3. Improvement in cardiovascular health✅
Weight loss associated with a caloric deficit can reduce blood pressure and lower the risk of heart disease and stroke.[4]
4. Improvement in overall well-being✅
Greater energy, better sleep quality, improved mobility, and greater ability to perform physical activities. Better health = a longer life.[5]

Achieving a caloric deficit in a healthy way involves maintaining a balanced and nutritious diet, as well as incorporating regular exercise into your routine.
What to eat to feel full and achieve a calorie deficit?
It is important to maintain a balanced and healthy diet that includes a variety of nutritious foods:
1. Low-calorie vegetables: spinach, broccoli, kale, peppers, carrots, and cucumbers are low in calories, rich in nutrients and filling.🥒🥕🥦🫑
2. Lean proteins: chicken, turkey, fish, eggs... important for maintaining muscle while you are in a calorie deficit. They help keep you from feeling hungry every few hours! 🥚🥩🐟🥛
If you are looking for something quick, mix our whey protein blended with water or milk.

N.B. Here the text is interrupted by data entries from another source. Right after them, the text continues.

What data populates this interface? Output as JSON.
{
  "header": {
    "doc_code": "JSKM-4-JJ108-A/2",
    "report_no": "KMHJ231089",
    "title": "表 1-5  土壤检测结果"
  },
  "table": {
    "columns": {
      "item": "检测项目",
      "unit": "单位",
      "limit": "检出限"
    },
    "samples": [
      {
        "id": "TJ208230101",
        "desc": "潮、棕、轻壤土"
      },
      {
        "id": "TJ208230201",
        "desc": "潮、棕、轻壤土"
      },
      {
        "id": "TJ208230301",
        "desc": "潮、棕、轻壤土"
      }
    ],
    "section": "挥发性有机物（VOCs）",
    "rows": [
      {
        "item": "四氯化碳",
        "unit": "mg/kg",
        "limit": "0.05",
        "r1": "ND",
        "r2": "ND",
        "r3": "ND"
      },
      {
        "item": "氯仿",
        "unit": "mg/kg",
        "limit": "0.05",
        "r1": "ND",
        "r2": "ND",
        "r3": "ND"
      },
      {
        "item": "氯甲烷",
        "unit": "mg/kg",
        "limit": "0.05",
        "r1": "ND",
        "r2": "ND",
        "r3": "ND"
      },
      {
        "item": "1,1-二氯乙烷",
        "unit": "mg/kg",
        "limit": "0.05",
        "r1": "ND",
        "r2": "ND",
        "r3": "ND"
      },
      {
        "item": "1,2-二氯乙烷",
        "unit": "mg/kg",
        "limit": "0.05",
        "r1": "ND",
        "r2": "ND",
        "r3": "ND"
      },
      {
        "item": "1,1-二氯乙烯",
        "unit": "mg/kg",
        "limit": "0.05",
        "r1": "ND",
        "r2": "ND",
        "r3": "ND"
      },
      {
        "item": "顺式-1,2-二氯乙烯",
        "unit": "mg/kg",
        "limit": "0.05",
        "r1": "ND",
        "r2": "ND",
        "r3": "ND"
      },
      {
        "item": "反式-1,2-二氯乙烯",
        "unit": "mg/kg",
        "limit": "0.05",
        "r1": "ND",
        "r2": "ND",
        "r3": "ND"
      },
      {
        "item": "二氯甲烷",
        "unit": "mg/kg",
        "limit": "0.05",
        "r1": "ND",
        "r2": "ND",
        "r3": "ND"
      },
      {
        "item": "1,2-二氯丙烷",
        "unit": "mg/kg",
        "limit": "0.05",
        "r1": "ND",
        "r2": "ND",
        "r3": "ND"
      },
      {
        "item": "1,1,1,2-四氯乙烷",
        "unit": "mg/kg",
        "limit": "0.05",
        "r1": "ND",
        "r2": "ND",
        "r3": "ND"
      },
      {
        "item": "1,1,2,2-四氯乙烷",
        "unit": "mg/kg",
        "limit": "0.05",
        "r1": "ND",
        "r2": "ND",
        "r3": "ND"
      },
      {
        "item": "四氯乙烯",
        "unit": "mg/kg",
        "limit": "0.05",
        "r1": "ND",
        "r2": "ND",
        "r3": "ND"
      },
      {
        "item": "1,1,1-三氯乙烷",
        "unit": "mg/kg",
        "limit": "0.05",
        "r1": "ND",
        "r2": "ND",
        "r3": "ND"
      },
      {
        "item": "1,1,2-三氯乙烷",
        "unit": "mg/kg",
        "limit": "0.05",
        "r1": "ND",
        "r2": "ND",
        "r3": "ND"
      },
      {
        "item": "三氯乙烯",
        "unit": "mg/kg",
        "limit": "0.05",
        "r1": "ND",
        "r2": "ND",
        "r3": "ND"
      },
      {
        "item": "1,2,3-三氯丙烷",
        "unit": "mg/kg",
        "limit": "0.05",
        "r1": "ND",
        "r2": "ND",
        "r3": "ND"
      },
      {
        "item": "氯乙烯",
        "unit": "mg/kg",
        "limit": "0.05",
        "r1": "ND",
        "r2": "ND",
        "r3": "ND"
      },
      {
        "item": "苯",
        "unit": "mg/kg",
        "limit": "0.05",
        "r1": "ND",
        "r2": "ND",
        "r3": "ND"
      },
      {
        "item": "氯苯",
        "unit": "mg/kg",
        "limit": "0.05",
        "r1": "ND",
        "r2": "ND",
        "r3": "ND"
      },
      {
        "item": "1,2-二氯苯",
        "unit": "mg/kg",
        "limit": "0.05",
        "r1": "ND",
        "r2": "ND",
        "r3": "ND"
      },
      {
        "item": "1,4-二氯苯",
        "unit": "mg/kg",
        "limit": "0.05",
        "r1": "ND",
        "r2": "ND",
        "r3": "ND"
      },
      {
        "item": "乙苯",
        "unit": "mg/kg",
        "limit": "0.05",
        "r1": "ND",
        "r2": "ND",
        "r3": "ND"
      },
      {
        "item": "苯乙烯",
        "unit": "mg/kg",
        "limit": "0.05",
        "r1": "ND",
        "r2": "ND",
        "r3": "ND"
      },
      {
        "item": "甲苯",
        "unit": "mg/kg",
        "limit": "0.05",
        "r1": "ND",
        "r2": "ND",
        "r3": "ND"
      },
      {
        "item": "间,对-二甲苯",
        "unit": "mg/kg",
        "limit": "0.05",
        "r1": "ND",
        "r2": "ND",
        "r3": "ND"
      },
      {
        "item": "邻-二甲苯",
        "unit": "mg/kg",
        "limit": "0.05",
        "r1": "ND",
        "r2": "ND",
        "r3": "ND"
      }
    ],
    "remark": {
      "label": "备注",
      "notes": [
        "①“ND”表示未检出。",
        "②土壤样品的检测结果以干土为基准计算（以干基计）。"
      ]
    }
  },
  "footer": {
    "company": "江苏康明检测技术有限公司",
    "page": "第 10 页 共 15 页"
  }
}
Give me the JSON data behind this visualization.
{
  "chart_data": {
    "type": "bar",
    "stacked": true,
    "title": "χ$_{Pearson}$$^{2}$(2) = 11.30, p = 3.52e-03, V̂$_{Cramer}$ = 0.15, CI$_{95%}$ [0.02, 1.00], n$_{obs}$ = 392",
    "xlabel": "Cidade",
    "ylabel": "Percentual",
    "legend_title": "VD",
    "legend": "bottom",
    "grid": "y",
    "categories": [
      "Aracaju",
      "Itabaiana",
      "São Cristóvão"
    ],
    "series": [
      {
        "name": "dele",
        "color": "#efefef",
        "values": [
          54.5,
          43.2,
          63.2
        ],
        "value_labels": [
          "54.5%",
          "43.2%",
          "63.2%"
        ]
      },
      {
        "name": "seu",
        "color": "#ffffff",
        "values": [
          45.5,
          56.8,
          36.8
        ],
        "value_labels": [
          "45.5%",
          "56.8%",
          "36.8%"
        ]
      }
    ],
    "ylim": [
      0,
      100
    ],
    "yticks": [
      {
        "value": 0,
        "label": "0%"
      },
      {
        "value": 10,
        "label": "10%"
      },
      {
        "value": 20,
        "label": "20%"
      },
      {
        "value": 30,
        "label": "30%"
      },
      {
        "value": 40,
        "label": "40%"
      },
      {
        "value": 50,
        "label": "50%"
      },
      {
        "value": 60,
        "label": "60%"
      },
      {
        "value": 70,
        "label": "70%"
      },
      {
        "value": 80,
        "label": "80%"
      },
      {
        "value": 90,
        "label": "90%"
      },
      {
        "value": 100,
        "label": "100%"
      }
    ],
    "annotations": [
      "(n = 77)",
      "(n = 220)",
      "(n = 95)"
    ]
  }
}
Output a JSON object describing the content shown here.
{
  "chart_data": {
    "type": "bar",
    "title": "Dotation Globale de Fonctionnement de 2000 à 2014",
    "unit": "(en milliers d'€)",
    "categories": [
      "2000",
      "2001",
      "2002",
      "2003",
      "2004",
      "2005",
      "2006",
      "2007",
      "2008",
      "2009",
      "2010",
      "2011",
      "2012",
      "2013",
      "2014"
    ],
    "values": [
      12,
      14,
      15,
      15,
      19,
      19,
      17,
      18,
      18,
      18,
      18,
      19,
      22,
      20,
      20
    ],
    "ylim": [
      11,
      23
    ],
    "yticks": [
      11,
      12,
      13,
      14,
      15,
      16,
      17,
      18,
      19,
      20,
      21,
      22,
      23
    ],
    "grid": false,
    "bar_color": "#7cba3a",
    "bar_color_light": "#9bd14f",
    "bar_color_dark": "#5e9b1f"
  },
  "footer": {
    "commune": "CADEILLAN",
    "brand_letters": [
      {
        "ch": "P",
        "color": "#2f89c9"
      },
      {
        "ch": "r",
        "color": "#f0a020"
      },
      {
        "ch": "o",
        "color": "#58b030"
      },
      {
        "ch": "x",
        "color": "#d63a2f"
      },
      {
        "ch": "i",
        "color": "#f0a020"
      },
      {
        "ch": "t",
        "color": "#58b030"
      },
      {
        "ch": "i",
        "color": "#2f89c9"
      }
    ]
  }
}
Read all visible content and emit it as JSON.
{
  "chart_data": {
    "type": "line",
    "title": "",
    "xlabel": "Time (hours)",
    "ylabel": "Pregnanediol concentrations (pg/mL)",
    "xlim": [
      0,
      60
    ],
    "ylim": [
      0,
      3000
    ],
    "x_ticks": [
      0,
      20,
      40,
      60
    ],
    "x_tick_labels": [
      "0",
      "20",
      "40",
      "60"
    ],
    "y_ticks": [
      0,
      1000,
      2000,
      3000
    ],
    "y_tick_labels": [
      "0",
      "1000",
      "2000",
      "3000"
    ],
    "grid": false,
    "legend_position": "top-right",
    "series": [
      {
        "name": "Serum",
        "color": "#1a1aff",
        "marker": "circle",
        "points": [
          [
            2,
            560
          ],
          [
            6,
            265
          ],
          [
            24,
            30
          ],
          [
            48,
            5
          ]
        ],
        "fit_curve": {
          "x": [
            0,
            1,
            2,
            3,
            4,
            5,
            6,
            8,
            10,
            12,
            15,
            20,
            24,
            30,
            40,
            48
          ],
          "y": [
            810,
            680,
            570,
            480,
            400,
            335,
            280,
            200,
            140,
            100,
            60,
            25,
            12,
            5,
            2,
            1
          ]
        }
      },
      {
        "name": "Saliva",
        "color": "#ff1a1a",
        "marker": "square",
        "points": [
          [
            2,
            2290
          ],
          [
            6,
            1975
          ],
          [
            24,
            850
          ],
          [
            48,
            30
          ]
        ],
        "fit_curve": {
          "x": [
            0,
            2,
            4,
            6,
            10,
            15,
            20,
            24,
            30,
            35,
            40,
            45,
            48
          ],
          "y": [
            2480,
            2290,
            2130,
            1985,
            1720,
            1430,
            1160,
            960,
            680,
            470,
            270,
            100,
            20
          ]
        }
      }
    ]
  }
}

3. Whole grains: quinoa, brown rice, barley, oats... provide fiber and additional nutrients to your diet. 🍚🌾
Fiber is satiating and also important for digestive health.
You can opt for fiber supplements such as Microbiotic Creamer, which also supports your gut health. Or Calm Creamer, which, in addition to fiber, includes ashwagandha, a root that helps you manage anxiety.
4. Fruits: an option to satisfy a sweet craving while staying in a calorie deficit. Opt for fresh fruits such as apples, berries, oranges, and pears, as they are low in calories and rich in fiber. 🍊🍎🍐
5. Sources of healthy fats: avocados, nuts, seeds, olive oil, and fatty fish such as salmon and tuna. They keep you full and satisfied, in addition to being good for your health. 🫒🐟
6. Fit Blend, a delicious drink that helps control appetite and activates your metabolism to reach your ideal weight.
Remember:
In addition to nutrition, regular exercise and other healthy habits are important to achieve a calorie deficit effectively and sustainably.

Bibliography:
[1] Finer, N. (2001). Low-calorie diets and sustained weight loss. Obesity Research, 9(S11), 290S-294S. [2] Sherman, J. The Effects of a Calorie Deficit on Body Composition. The Undergraduate 2020 Spectrum, 28. [3] Recchia, F., Leung, C. K., Angus, P. Y., Leung, W., Danny, J. Y., Fong, D. Y., ... & Siu, P. M. (2023). Dose–response effects of exercise and caloric restriction on visceral adiposity in overweight and obese adults: a systematic review and meta-analysis of randomised controlled trials. British Journal of Sports Medicine, 57(16), 1035-1041. [4] Bales, C. W., & Kraus, W. E. (2013). Caloric restriction: implications for human cardiometabolic health. Journal of cardiopulmonary rehabilitation and prevention, 33(4), 201-208. [5] Kebbe, M., Sparks, J. R., Flanagan, E. W., & Redman, L. M. (2021). Beyond weight loss: Current perspectives on the impact of calorie restriction on healthspan and lifespan. Expert review of endocrinology & metabolism, 16(3), 95-108.